Ramai Dikeruk, Bagaimana Cara Perpanjang Umur Tambang Nikel?

Jakarta, CNBC Indonesia - Indonesia bercita-cita menjadi "raja baterai" kendaraan listrik atau electric vehicle (EV) di dunia. Hal ini seiring dengan keberadan "harta karun" dalam bentuk nikel yang melimpah di Indonesia.
Seperti diketahui, nikel merupakan salah satu bahan yang diperlukan dalam pembuatan baterai EV. Selain tembaga, nikel berperan penting dalam produksi baterai kendaraan listrik.
Namun ternyata, cadangan nikel di Indonesia juga bisa habis dalam jangka waktu yang panjang. Lantas bagaimana cara memperpanjang umur tambang nikel tersebut?
Ketua Umum Perhimpunan Ahli Pertambangan Indonesia (PERHAPI) Rizal Kasli menilai, Indonesia semakin agresif dalam menambang komoditas nikel. Namun, dengan agresifnya penambangan nikel untuk mendukung hilirisasi di Indonesia, diproyeksikan dalam jangka panjang, cadangan nikel di Indonesia juga bisa semakin menipis.
Rizal mengatakan, pemerintah perlu mendorong upaya dalam memperpanjang umur pertambangan nikel. Hal tersebut bisa dilakukan dengan kegiatan eksplorasi dalam menemukan lokasi cadangan nikel lainnya di Indonesia.
Selain itu, Rizal juga menyarankan agar pemerintah bisa mengkonversi sumber daya nikel menjadi cadangan di Indonesia.
"Kita harus melakukan kegiatan eksplorasi yang lebih agresif baik untuk mendapatkan cadangan baru, lokasi baru maupun untuk mengkonversi sumber daya menjadi cadangan.
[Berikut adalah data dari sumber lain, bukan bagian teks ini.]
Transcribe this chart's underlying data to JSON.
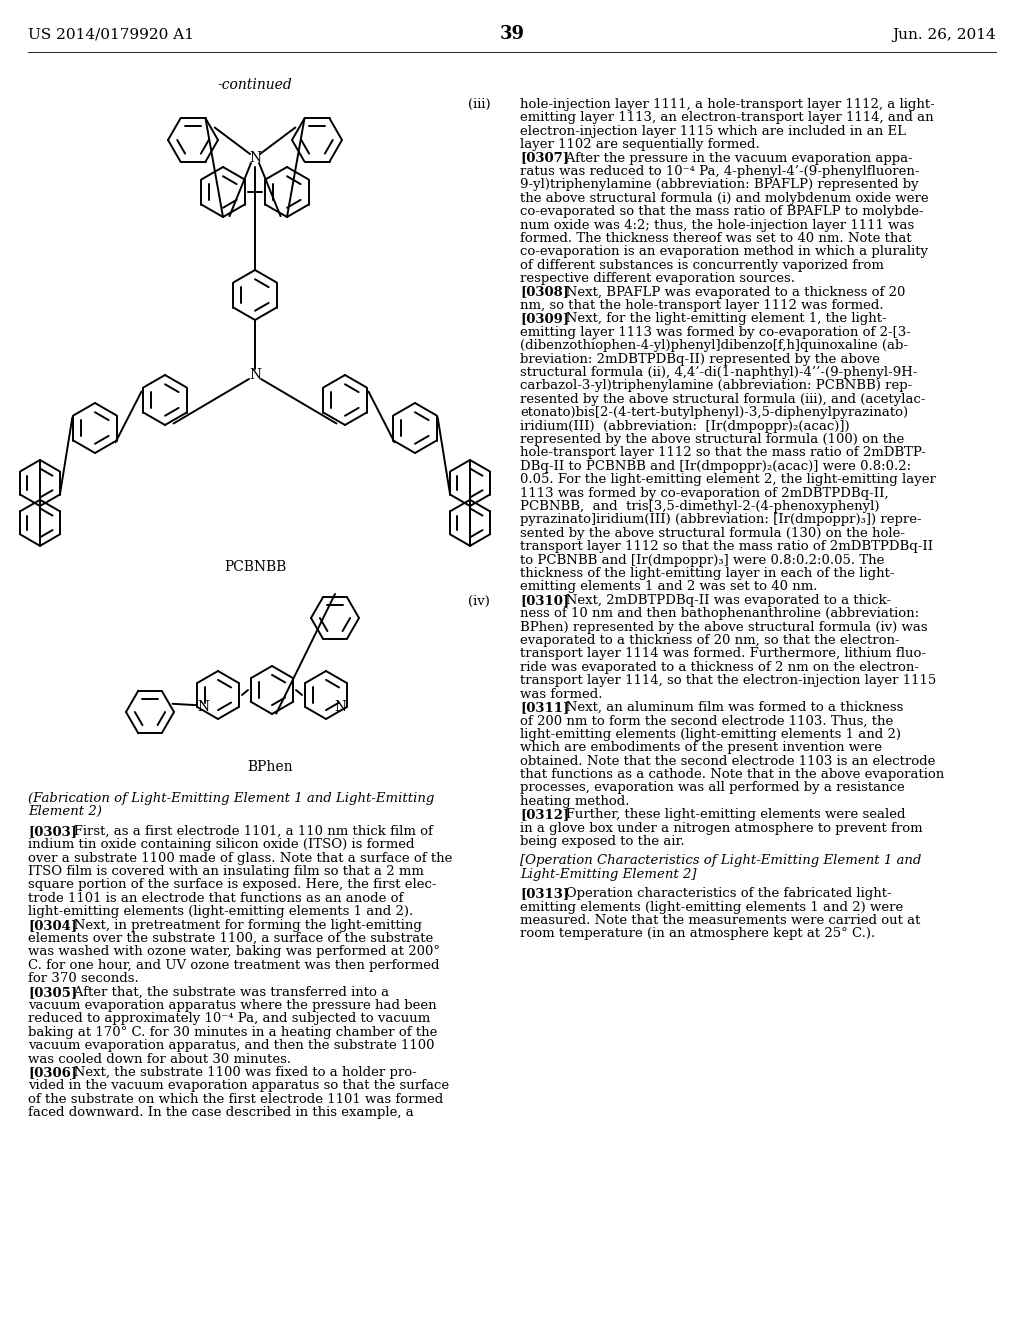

Ini salah satu yang bisa kita lakukan untuk memperpanjang umur tambang," ujar Rizal kepada CNBC Indonesia dalam Mining Zone, dikutip Kamis (19/1/2023).
Adapun, Rizal juga menyarankan agar pemerintah segera menerbitkan moratorium pembangunan pengolahan dan pemurnian (smelter) nikel di Indonesia. Hal tersebut menimbang Indonesia yang semakin masif dalam hilirisasi nikel namun tidak dibatasi penambangannya.
Dalam jangka panjang, cadangan nikel di Indonesia tidak bisa mencukupi kebutuhan hilirisasi dalam negeri lagi. Dia mengatakan kebutuhan bijih nikel dalam setahun bisa mencapai 400 juta ton. Rizal menyebutkan, pemerintah sudah saatnya melakukan moratorium untuk pembangunan smelter dengan teknologi fero metalurgi yang berbasis energi terbarukan.
"Memang sudah saatnya kita melakukan moratorium untuk pembangunan smelter dengan teknologi fero metalurgi. Apakah itu yang berbasis energi dari fosil fuel atau dari sumber energi yang terbarukan. Karena memang cadangannya tidak mencukupi untuk jangka panjang," tuturnya.
Selain itu, permasalahan kelestarian lingkungan juga perlu menjadi pertimbangan pemerintah. Rizal mengatakan semakin masifnya pembangunan smelter di dalam negeri dikhawatirkan bisa merusak lingkungan. Dia klaim sudah ada kerusakan lingkungan akibat operasi smelter nikel yang tidak memperhatikan kelestarian lingkungan.
"Dengan masifnya smelter nikel di Indonesia yang harus dikhawatirkan adalah masalah lingkungan. Kalau kita terlalu berambisi kemudian mengeruk bijih nikel secara masif untuk memenuhi kebutuhan nikel yang cukup banyak, ini saya khawatir kita akan juga mengabaikan kelestarian lingkungan dan ini sudah terjadi di beberapa daerah," tegasnya.
Dia juga khawatir bahwa cadangan bijih nikel di Indonesia terbukti sebesar 1,18 miliar ton. Sehingga, Rizal menilai hal tersebut perlu menjadi perhatian pemerintah untuk segera melakukan moratorium pembangunan smelter nikel.
Asal tahu saja, nikel dan tembaga dapat dimanfaatkan kegunaannya sebagai bahan pelengkap baterai EV. Dengan sumber kekayaan nikel yang ada, Indonesia bisa menggapai cita-citanya menjadi 'raja baterai' EV dunia.
Untuk mendorong cita-cita itu, Indonesia sejatinya sudah memanfaatkan nikel untuk membangun ekosistem EV.